For now (in 2.1.X land), I'm comfortable with rolling back the try w/resource usage on CompactionTask.runWith and then we think about this further, perhaps in a separate ticket if we feel it warranted. Digging into the unit tests on the 2.1 branch, it's apparent that this type of problem is pretty widespread on Windows as I get the same failures in many other unit tests (as far back as pre
CASSANDRA-6916 days). We may need to file these errors under "Cassandra-2.1 on Windows is beta, this is fixed on trunk", keeping in mind that these issues resolve once the scanners are closed. Might be worth considering dropping the logging severity on deletion failure from error to warn as it's going to be common on 2.1 currently.
Having said that - option 3 has a pretty profound impact on the 2.1 branch w/regards to Windows:
$ grep 'Unable to delete' 2.1_head.testresults | wc -l
$ grep 'Unable to delete' opt3_heavy.testresults | wc -l
We go from 9 actual test failures to 8 w/this change on Windows, and all currently passing unit tests continue to pass as expected on linux.
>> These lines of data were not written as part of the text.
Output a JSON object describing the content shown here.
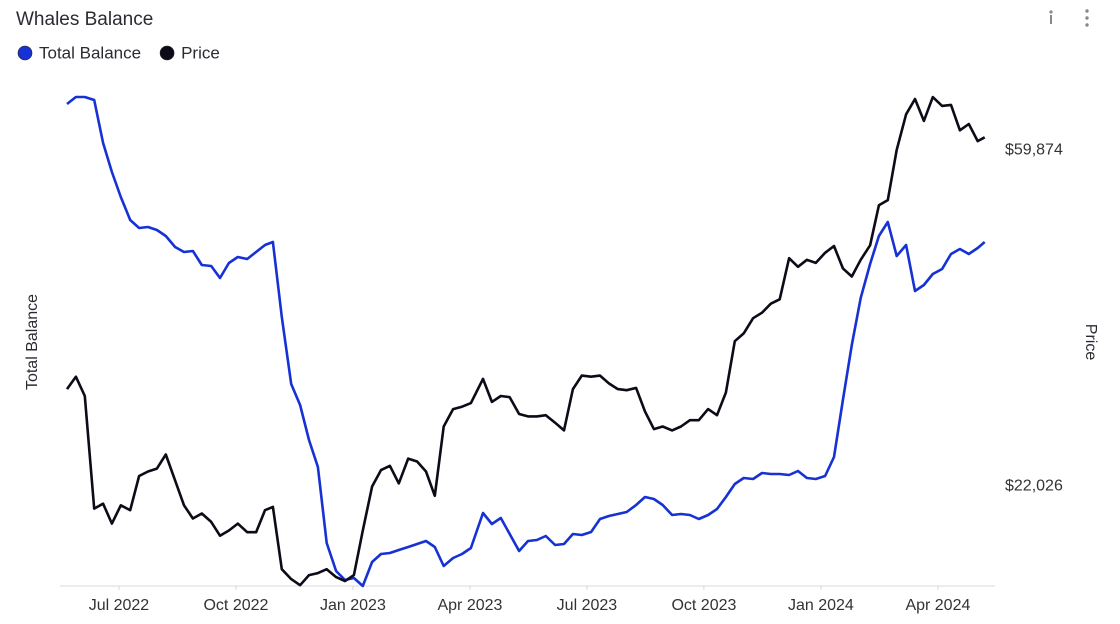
{
  "chart_data": {
    "type": "line",
    "title": "Whales Balance",
    "y_label": "Total Balance",
    "y2_label": "Price",
    "legend": "top-left",
    "y2scale": "log",
    "x": [
      2022.389,
      2022.408,
      2022.427,
      2022.447,
      2022.466,
      2022.485,
      2022.504,
      2022.524,
      2022.543,
      2022.562,
      2022.581,
      2022.6,
      2022.62,
      2022.639,
      2022.658,
      2022.677,
      2022.697,
      2022.716,
      2022.735,
      2022.754,
      2022.774,
      2022.793,
      2022.812,
      2022.829,
      2022.848,
      2022.868,
      2022.887,
      2022.906,
      2022.925,
      2022.944,
      2022.964,
      2022.983,
      2023.002,
      2023.021,
      2023.041,
      2023.06,
      2023.079,
      2023.098,
      2023.118,
      2023.137,
      2023.156,
      2023.175,
      2023.194,
      2023.214,
      2023.233,
      2023.252,
      2023.278,
      2023.297,
      2023.316,
      2023.335,
      2023.355,
      2023.374,
      2023.393,
      2023.412,
      2023.432,
      2023.451,
      2023.47,
      2023.489,
      2023.509,
      2023.528,
      2023.547,
      2023.566,
      2023.585,
      2023.605,
      2023.624,
      2023.643,
      2023.662,
      2023.682,
      2023.701,
      2023.72,
      2023.739,
      2023.759,
      2023.778,
      2023.797,
      2023.816,
      2023.835,
      2023.855,
      2023.874,
      2023.893,
      2023.912,
      2023.932,
      2023.951,
      2023.97,
      2023.989,
      2024.009,
      2024.028,
      2024.047,
      2024.066,
      2024.085,
      2024.105,
      2024.124,
      2024.143,
      2024.162,
      2024.182,
      2024.201,
      2024.22,
      2024.239,
      2024.259,
      2024.278,
      2024.297,
      2024.316,
      2024.335,
      2024.35
    ],
    "xlim": [
      2022.374,
      2024.372
    ],
    "xticks": [
      {
        "value": 2022.5,
        "label": "Jul 2022"
      },
      {
        "value": 2022.75,
        "label": "Oct 2022"
      },
      {
        "value": 2023.0,
        "label": "Jan 2023"
      },
      {
        "value": 2023.25,
        "label": "Apr 2023"
      },
      {
        "value": 2023.5,
        "label": "Jul 2023"
      },
      {
        "value": 2023.75,
        "label": "Oct 2023"
      },
      {
        "value": 2024.0,
        "label": "Jan 2024"
      },
      {
        "value": 2024.25,
        "label": "Apr 2024"
      }
    ],
    "ylim": [
      0,
      496
    ],
    "y2lim": [
      16360,
      71600
    ],
    "y2ticks": [
      {
        "value": 22026,
        "label": "$22,026"
      },
      {
        "value": 59874,
        "label": "$59,874"
      }
    ],
    "series": [
      {
        "name": "Total Balance",
        "color": "#1631d4",
        "values": [
          482,
          489,
          489,
          486,
          443,
          414,
          389,
          366,
          358,
          359,
          356,
          350,
          339,
          334,
          335,
          321,
          320,
          308,
          323,
          329,
          327,
          334,
          341,
          344,
          269,
          202,
          181,
          146,
          119,
          43,
          15,
          6,
          8,
          0,
          24,
          32,
          33,
          36,
          39,
          42,
          45,
          39,
          20,
          28,
          32,
          38,
          73,
          62,
          68,
          52,
          35,
          45,
          46,
          50,
          41,
          42,
          52,
          51,
          54,
          67,
          70,
          72,
          74,
          81,
          89,
          87,
          81,
          71,
          72,
          71,
          67,
          71,
          77,
          89,
          102,
          108,
          107,
          113,
          112,
          112,
          111,
          115,
          108,
          107,
          110,
          129,
          186,
          241,
          288,
          322,
          350,
          364,
          330,
          341,
          295,
          301,
          312,
          317,
          332,
          337,
          332,
          338,
          344
        ]
      },
      {
        "name": "Price",
        "color": "#0d0b17",
        "axis": "y2",
        "values": [
          29400,
          30500,
          28800,
          20600,
          20900,
          19700,
          20800,
          20500,
          22700,
          23000,
          23200,
          24200,
          22400,
          20800,
          20000,
          20300,
          19800,
          19000,
          19300,
          19700,
          19200,
          19200,
          20500,
          20700,
          17200,
          16700,
          16400,
          16900,
          17000,
          17200,
          16800,
          16600,
          16900,
          19300,
          22000,
          23100,
          23400,
          22200,
          23900,
          23700,
          23000,
          21400,
          26300,
          27700,
          27900,
          28200,
          30300,
          28300,
          28800,
          28700,
          27300,
          27100,
          27100,
          27200,
          26600,
          26000,
          29400,
          30600,
          30500,
          30600,
          29900,
          29400,
          29300,
          29500,
          27500,
          26100,
          26300,
          26000,
          26300,
          26800,
          26800,
          27700,
          27200,
          29100,
          33900,
          34700,
          36300,
          36900,
          37900,
          38400,
          43400,
          42300,
          43200,
          42800,
          44100,
          45000,
          42100,
          41100,
          43200,
          45100,
          50800,
          51600,
          59900,
          66600,
          69700,
          65300,
          70100,
          68300,
          68500,
          63500,
          64700,
          61500,
          62200
        ]
      }
    ]
  }
}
I put in some logic to check if we use an SSTableScanner after the corresponding SSTR goes through the tidy process and, at least in all our unit tests, we don't appear to try and use a scanner after deleting the underlying SSTR.
Attaching both a conservative (option 1) and invasive (option 3) patch. My vote's for 1 but think there's merit in considering the implications of 3 and our current refcounting (and the meta purpose it serves).